At the sight of your struggle, Wanda took a tentative step forward to you. She looked at you and you tilted your head into your shoulder and tried to give her a coy smile but she saw right through your facade. She pulled you straight into her, her hand tangling through your hair to the back of your head as she inched you towards the crevice of her neck where your trembling chin rested. Where her body made contact with yours, you felt your skin burning up, a flame you didn't know you needed and a powerful sob was released from your chest.
"I'm sorry," you wept bitterly. And you could feel her relax in a shaky exhale that she let out.
"It's okay, we've got you," Natasha said as she stroked your hair from behind and placed a firm kiss on your temple. You nuzzled yourself further into Wanda who held you with all her might. Even in your weakened state, you wanted more. More of their touch, more of their love. You were so hollowed out, so starved, so painfully desperate.
The fierce spirit in you refused to rest and that was what helped you survive all these years.
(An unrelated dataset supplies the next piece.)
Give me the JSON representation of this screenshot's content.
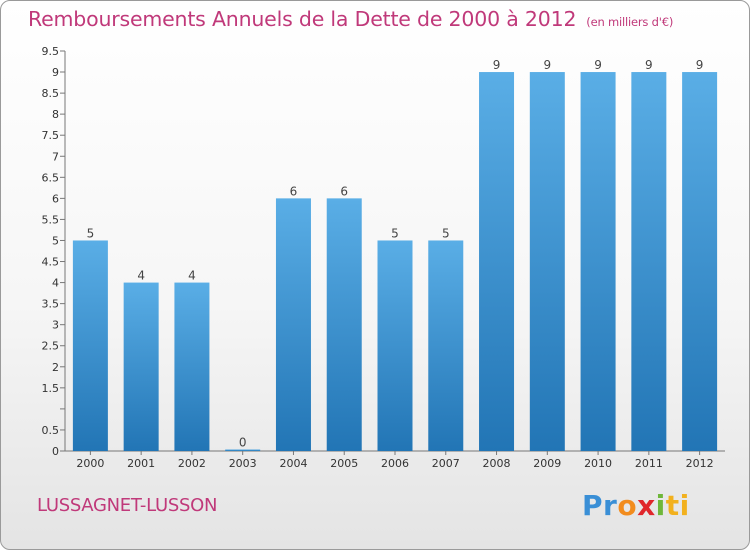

You had been destined an orphan but this– This spirit made you a fighter. Though, you didn't want to fight anymore. Fighting hurts so much. And an ache tightened across your heart, a deep yearning to be saved.
You opened your eyes to look at Natasha and you didn't dare to look away because they looked like they held a promise. For so long, the agonizing little hope that stewed in your heart was what kept you on the threshold of living, where you were neither really living nor really dying. Just searching.
She could see your body shaking against Wanda, a shameful lie was burrowing itself deep into your ribcage. Natasha wanted to stop it. She wanted to stop you from believing lies. She wanted you to know the truths.
"We see you," she whispered, her breath cutting short.
That phrase lit something up in you. It wasn't about making lemonades out of lemons or about things not being the end if they were not okay because that was just utter bullshit and you knew it. Instead, her words stuck like faith to a religious man– A promise to a desperate soul. Your desperate soul. Natasha sees you. Wanda sees you.
Even in hiding, they found you and now, they saw you in the light. And they were never letting you go again.
She sang a Russian lullaby to you, one you could only imagine was from her own childhood. Her singing voice was filled with a silky warmth, like torched milk on a bitter winter's night.
Wanda pulled herself apart from you slightly and dipped her head to catch your sparkling eyes.
"Tomorrow," she promised softly.
"Tomorrow, you will tell us everything."
You didn't realize how much you needed to hear those final sentences. Somehow, the thought of salvation had always been far away, an endeavor too impossible. But alas, Today, you laid here, between the arms of two mothers– Your salvation within the reaches of Tomorrows.